Но Катя уже думала о другом: «Напрасно я сказала, что Веселов влюблен в Марину; может быть, он влюбился бы и в Веру, если бы разглядел ее получше».
— Как ты думаешь, — спросила Даша, характер которой требовал во всем полной ясности, — поговорить мне с командиром?
— Конечно, не надо было ей обо всем рассказывать, — закончила Катя свою мысль.
— Я тоже так думаю, — согласилась Даша, — есть такие вопросы, в которые даже подругам вмешиваться не стоит.
— Верно!
Катя догадывалась, что они думают о разном, но не стала объяснять свои мысли Даше. Подошла к двери, заглянула в горницу. Глафира уже спала, уткнув лицо в солому, а Вера лежала, запрокинув голову, закусив губу, и с тоской смотрела на потолок.
Катя тихо прикрыла дверь, расстелила шинель, легла и долго старалась угадать, о чем думает девушка в тяжелую бессонную ночь.
Глава тридцать вторая
Черная ночь. Пронзительно хлещет ветер, бушует море, подбрасывая на волнах катера.
Впереди берег Керченского пролива. По самому краю полуострова тянется линия немецкой обороны. Немецкие прожекторы зорко просматривают море. Вот на гребне волны показалась какая-то точка, прожектор ловит ее, и в лучах отчетливо виден катер. Прожектор пронзает его огненным лучом. Пушки с берега начинают обстрел. Но вдруг с моря неслышно налетают самолеты, бросают бомбы на прожектор, и он гаснет. Бомбы падают на артиллерийские точки, и они умолкают.
Воспользовавшись темнотой, катера быстро подходят к берегу. Пехотинцы выскакивают на берег и бросаются вперед, шаг за шагом отвоевывая крымскую землю.
Самолеты непрерывно висят над полуостровом. Заслышав их шум, немцы выключают прожекторы и прячутся: такой страх нагнали на них ночные бомбардировщики. А самолеты кружатся над их головами, шумят моторами, оказывая психическое воздействие. За гулом моторов не слышат немцы шума подходящих к берегу катеров. Новые части высаживаются на берег, а самолеты уходят в глубь немецкой обороны, бомбят огневые точки, помогая десантным частям продвигаться дальше.

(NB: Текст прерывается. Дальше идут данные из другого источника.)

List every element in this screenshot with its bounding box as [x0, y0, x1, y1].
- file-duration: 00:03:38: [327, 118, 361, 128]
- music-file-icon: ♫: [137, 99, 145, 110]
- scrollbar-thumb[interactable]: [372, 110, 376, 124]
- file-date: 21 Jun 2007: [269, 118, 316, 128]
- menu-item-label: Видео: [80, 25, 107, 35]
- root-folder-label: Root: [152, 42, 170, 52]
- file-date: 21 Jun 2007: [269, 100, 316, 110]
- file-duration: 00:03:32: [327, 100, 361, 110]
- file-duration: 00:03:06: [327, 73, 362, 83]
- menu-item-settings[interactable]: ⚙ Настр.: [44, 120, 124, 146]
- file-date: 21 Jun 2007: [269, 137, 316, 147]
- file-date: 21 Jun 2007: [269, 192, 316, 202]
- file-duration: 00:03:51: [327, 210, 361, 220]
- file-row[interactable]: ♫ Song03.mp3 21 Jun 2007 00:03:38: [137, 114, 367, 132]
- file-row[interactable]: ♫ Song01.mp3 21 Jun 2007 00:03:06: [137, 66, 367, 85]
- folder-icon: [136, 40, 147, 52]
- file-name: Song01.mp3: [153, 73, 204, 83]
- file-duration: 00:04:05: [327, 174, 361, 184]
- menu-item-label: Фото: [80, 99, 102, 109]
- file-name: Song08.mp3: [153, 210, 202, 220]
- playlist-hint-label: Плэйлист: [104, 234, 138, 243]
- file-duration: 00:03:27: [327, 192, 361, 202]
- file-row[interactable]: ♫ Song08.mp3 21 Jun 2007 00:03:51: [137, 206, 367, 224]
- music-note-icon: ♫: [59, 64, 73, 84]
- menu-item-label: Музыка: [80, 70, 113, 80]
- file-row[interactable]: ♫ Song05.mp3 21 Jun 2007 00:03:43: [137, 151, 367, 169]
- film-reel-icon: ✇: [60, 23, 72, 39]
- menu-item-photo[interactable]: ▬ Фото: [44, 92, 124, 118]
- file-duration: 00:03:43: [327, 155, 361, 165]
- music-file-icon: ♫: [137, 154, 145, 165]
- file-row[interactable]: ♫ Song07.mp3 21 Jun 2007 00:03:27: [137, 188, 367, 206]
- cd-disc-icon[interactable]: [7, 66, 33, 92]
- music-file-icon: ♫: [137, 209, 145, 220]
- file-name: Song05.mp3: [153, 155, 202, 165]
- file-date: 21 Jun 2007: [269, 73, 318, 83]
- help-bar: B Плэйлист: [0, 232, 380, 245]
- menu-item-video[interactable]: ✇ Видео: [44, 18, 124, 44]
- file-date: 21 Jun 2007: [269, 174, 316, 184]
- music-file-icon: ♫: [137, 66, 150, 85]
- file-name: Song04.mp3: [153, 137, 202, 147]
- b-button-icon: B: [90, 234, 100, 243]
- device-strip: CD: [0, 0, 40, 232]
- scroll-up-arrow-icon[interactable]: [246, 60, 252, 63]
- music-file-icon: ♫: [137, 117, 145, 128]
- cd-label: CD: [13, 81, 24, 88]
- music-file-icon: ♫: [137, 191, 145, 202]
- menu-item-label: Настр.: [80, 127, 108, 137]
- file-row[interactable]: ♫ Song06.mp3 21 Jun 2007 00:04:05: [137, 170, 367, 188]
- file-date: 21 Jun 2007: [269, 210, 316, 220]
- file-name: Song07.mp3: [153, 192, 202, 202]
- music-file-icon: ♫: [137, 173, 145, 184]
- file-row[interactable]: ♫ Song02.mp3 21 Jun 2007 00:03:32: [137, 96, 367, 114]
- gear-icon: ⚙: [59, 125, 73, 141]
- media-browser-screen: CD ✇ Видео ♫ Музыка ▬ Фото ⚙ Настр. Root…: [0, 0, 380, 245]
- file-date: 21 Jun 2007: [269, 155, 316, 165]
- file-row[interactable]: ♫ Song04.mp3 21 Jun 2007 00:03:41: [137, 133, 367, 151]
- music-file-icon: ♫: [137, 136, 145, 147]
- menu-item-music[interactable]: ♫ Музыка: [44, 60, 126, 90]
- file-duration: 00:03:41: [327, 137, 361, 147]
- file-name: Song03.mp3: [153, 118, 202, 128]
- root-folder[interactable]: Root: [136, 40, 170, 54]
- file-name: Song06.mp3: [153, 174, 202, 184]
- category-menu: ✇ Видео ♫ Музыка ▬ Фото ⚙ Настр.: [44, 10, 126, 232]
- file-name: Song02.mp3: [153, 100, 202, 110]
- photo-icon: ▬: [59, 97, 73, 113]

В пункте Эльтиген высадилась орденоносная дивизия сибиряков. Еще летая над Кубанью, Катя много слышала об этой дивизии, и сейчас ей особенно приятно помогать храбрецам.
Каждую ночь девушки летят к ним на помощь, сбрасывают боеприпасы и продукты. На Кавказе им уже приходилось помогать части, попавшей в окружение. Теперь у них был уже некоторый опыт и сноровка.
Когда самолет подошел к Эльтигену, Катя легко нашла главный ориентир — школу. Но дальше задача была труднее: надо было бросать боеприпасы только с южной стороны школы, так как с северной еще находились немцы. Чтобы найти эту цель, надо было снижаться на сто пятьдесят и даже на сто метров.